There is a strong history of African American owned businesses in Omaha. The first black business owner in Omaha might have possibly been Bill Lee, who opened the first barber shop in 1856 at the Douglas House Hotel. Over the next 40 years, the black business ownership class grew exponentially with lawyers, doctors, undertakers, and writers becoming an important part of their social class. As time went on, the relationships and comradery of the owners in Omaha grew stronger and stronger. Many businesses were opened in groups, and Adam Fletcher touches on these businesses in his blog about the Businesses Owned by African Americans in Omaha.
In the early 1900s, John Adams Sr. settled in Omaha with his sons John and Ralph to create a law firm. Adams Sr. is regarded as a very influential African American lawyer in North Omaha and even became the presiding elder for the international African Methodist Episcopal Church. As the 20th century came along, John Grant Pegg helped establish the Omaha Negro Business League in 1909. The organization was “intended to encourage business development and stimulate race pride,” and was led by Pegg, Harvey Saunders, G.W. Obee, Alphonso Wilson, A.G. Edwards, and J.H. Hutton. At this time, Black-owned businesses had been seen as an important part of North Omaha’s culture.
In 1915, the first all-black movie production company in the United States was founded in North Omaha by brothers Noble and George Perry Johnson. The company was called the Lincoln Motion Picture company and soon after the creation, they moved to Los Angeles but still continued distribution through Omaha. In the six years the company made films, they were known for “films that rebutted negative stereotypes of African-Americans and sought to convey the fullness of Black life in America.” Soon after, in 1920 a group of African American investors created the Kaffir Chemical Laboratories Corporation. Raising $500,000 to start, the company was proud to say they were financed by “race capital.” That same year, the Colored Commercial Club was established to help men and women be selected for employers and to encourage the establishment on Black Businesses in North Omaha. This was followed with the Omaha Urban League, an organization dedicated in “closing the social economic gap in the African American, other emerging ethnic communities and disadvantaged families in the achievement of social equality and economic independence and growth,” and began to fight for black jobs throughout Omaha.
As time progressed, the public showing of togetherness and cooperation showed. More and more businesses began to open; Restaurants, grocery stores, funeral homes, entertainment companies, banks, hotels, and many more types of businesses were created by African Americans. This type of work ethic and love for each other still shows today. With the amount of support in the North Omaha community, it is easy to show how much the culture and relationships mean to those who live in that Area. They lift each other up and support one another. Adam Fletcher touches on the promotion of Black Businesses in Omaha today in the same article. Some include Omaha Magazine, City of Omaha Human Rights and relations, Urban League of Nebraska, and many others.

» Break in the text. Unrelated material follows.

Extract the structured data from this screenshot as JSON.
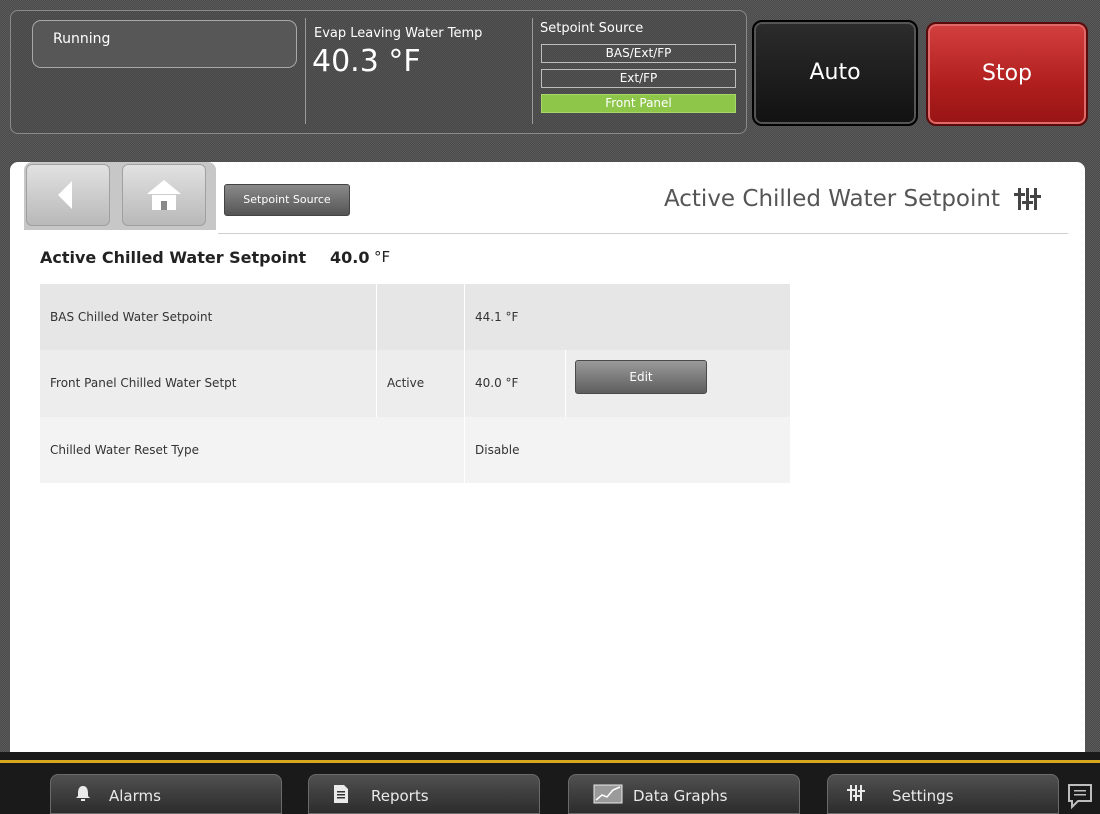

This year, Freedomtainment is holding the Omaha Freedom Festival on June 19th, 2021 to celebrate Juneteenth. This event would normaly start after the NAACP Parade that is held each year in North Omaha. Unfortunately, it will not be taking place in 2021. After the Parade, the tradition of celebrating black owned businesses will continue from 1-5pm at the Malcom X Memorial Foundation. Some of Omaha’s current African American owned businesses will be out and about at the Omaha Freedom Festival and there will be other activities that include, health screenings, Kidz Zone, and concessions. The event is then followed by a free concert at the same location.